Peering at the audience from behind mesh hammocks as if through prison bars, actors at an independent Moscow theater tell the story of a dozen people still in jail three years after a protest against President Vladimir Putin.
The first night of the play, written to remember those arrested on the eve of Putin's third presidential inauguration in May 2012, was almost its last, as state prosecutors came the next day and, shortly afterwards, the landlord told the company he wanted them out, citing pressure from the state.
Teatr.doc head, Yelena Gremina, who directed the play, said her company was almost getting used to it, having being evicted from another venue late last year, part of what Putin's critics denounce as a Kremlin crackdown on dissent.
The play will be staged once more before moving to a new venue later this month.

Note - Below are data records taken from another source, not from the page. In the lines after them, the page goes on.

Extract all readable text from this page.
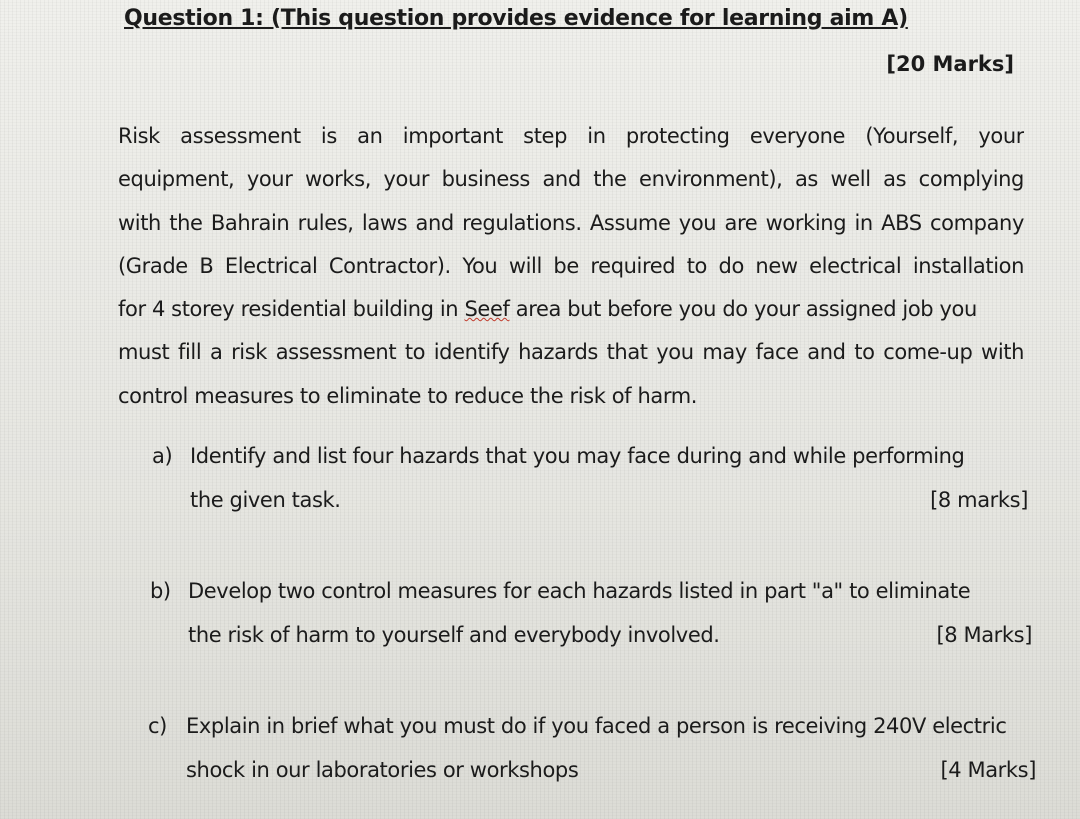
Question 1: (This question provides evidence for learning aim A)
[20 Marks]
Risk assessment is an important step in protecting everyone (Yourself, your
equipment, your works, your business and the environment), as well as complying
with the Bahrain rules, laws and regulations. Assume you are working in ABS company
(Grade B Electrical Contractor). You will be required to do new electrical installation
for 4 storey residential building in Seef area but before you do your assigned job you
must fill a risk assessment to identify hazards that you may face and to come-up with
control measures to eliminate to reduce the risk of harm.
a) Identify and list four hazards that you may face during and while performing
the given task.	[8 marks]
b) Develop two control measures for each hazards listed in part "a" to eliminate
the risk of harm to yourself and everybody involved.	[8 Marks]
c) Explain in brief what you must do if you faced a person is receiving 240V electric
shock in our laboratories or workshops	[4 Marks]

The play, "The Bolotnaya Case," is named after Moscow's Bolotnaya Square, where tens of thousands protested against Putin peacefully until the rally turned violent and the police arrested several hundred people.
The protesters were convicted of rioting, with sentences ranging from restrictions on freedom of movement to jail time and forcible psychiatric treatment.
"We want to remember those innocent people in jail," Gremina told Reuters, saying she feared the 14 people still in detention had been forgotten, their cases drowned out by events in Ukraine over which Putin has whipped up nationalistic fervor.
"The reaction from the authorities means we have succeeded in some way," she said.
In the play, a mother of one of the prisoners describes how she came to love spending days in bleak Russian courtrooms as she got to see her son and how she persuaded herself that in jail he was at least safe from road accidents.
A girl describes her struggle against bureaucracy to marry her boyfriend in prison despite never wanting to get married before.
One of the characters says: "Anyone, anyone might have been in our shoes. Because this system produces (rebels)."
Gremina said she was driven to direct the play through a sense of guilt.
"It was a trauma for me ... I felt like this case is being all but forgotten ... Innocent people are locked away but with the news focusing on the war with Ukraine this has lost its prominence," Gremina said.
Gremina is determined to go on and Teatr.doc is now asking volunteers to help it renovate and adapt the new site. The theatre receives no state subsidies and lives on private donations and grants, with actors paid from ticket sales.
"We ran into some trouble but at least we risked something for justice," she said.
Throughout the play, the actors take turns unwrapping a pile of candies and placing them in a plastic bag on a little table in the middle of the stage. It is a reminder of the ritual faced by inmates' relatives who are only allowed to pass on food parcels at the jail if the products are unwrapped.
Before the curtain goes down, the audience is drawn into repeating the refrain of a 19th-century song of Russian convicts: "Break the chains, set me free, I will teach you to love freedom," as a pile of unwrapped candies lies on the table.